Integration of single cell data by disentangled representation learning.
Tiantian Guo, Yang Chen, Minglei Shi, Xiangyu Li, Michael Q Zhang
Author Information
Tiantian Guo: MOE Key Laboratory of Bioinformatics; Bioinformatics Division and Center for Synthetic & Systems Biology, BNRist; Department of Automation, Tsinghua University, Beijing 100084, China. ORCID
Yang Chen: MOE Key Laboratory of Bioinformatics; Bioinformatics Division and Center for Synthetic & Systems Biology, BNRist; Department of Automation, Tsinghua University, Beijing 100084, China.
Minglei Shi: MOE Key Laboratory of Bioinformatics; Bioinformatics Division and Center for Synthetic & Systems Biology, BNRist; School of Medicine, Tsinghua University, Beijing 100084, China.
Xiangyu Li: School of Software Engineering, Beijing Jiaotong University, Beijing 100044, China. ORCID
Michael Q Zhang: MOE Key Laboratory of Bioinformatics; Bioinformatics Division and Center for Synthetic & Systems Biology, BNRist; Department of Automation, Tsinghua University, Beijing 100084, China.

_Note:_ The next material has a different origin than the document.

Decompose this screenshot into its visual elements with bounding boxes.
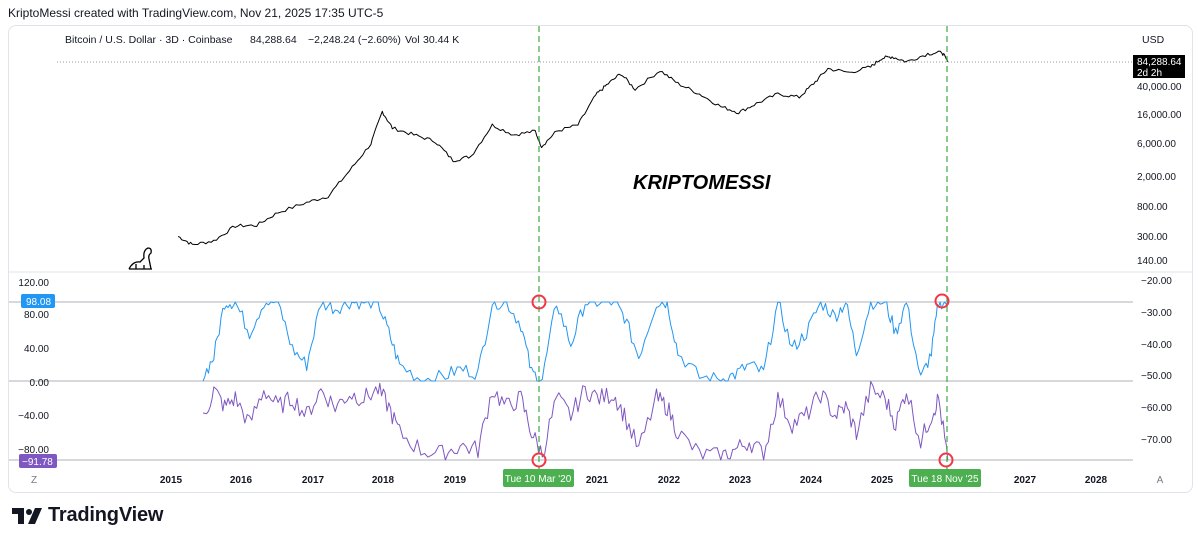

Recent developments of single cell RNA-sequencing technologies lead to the exponential growth of single cell sequencing datasets across different conditions. Combining these datasets helps to better understand cellular identity and function. However, it is challenging to integrate different datasets from different laboratories or technologies due to batch effect, which are interspersed with biological variances. To overcome this problem, we have proposed Single Cell Integration by Disentangled Representation Learning (SCIDRL), a domain adaption-based method, to learn low-dimensional representations invariant to batch effect. This method can efficiently remove batch effect while retaining cell type purity. We applied it to thirteen diverse simulated and real datasets. Benchmark results show that SCIDRL outperforms other methods in most cases and exhibits excellent performances in two common situations: (i) effective integration of batch-shared rare cell types and preservation of batch-specific rare cell types; (ii) reliable integration of datasets with different cell compositions. This demonstrates SCIDRL will offer a valuable tool for researchers to decode the enigma of cell heterogeneity.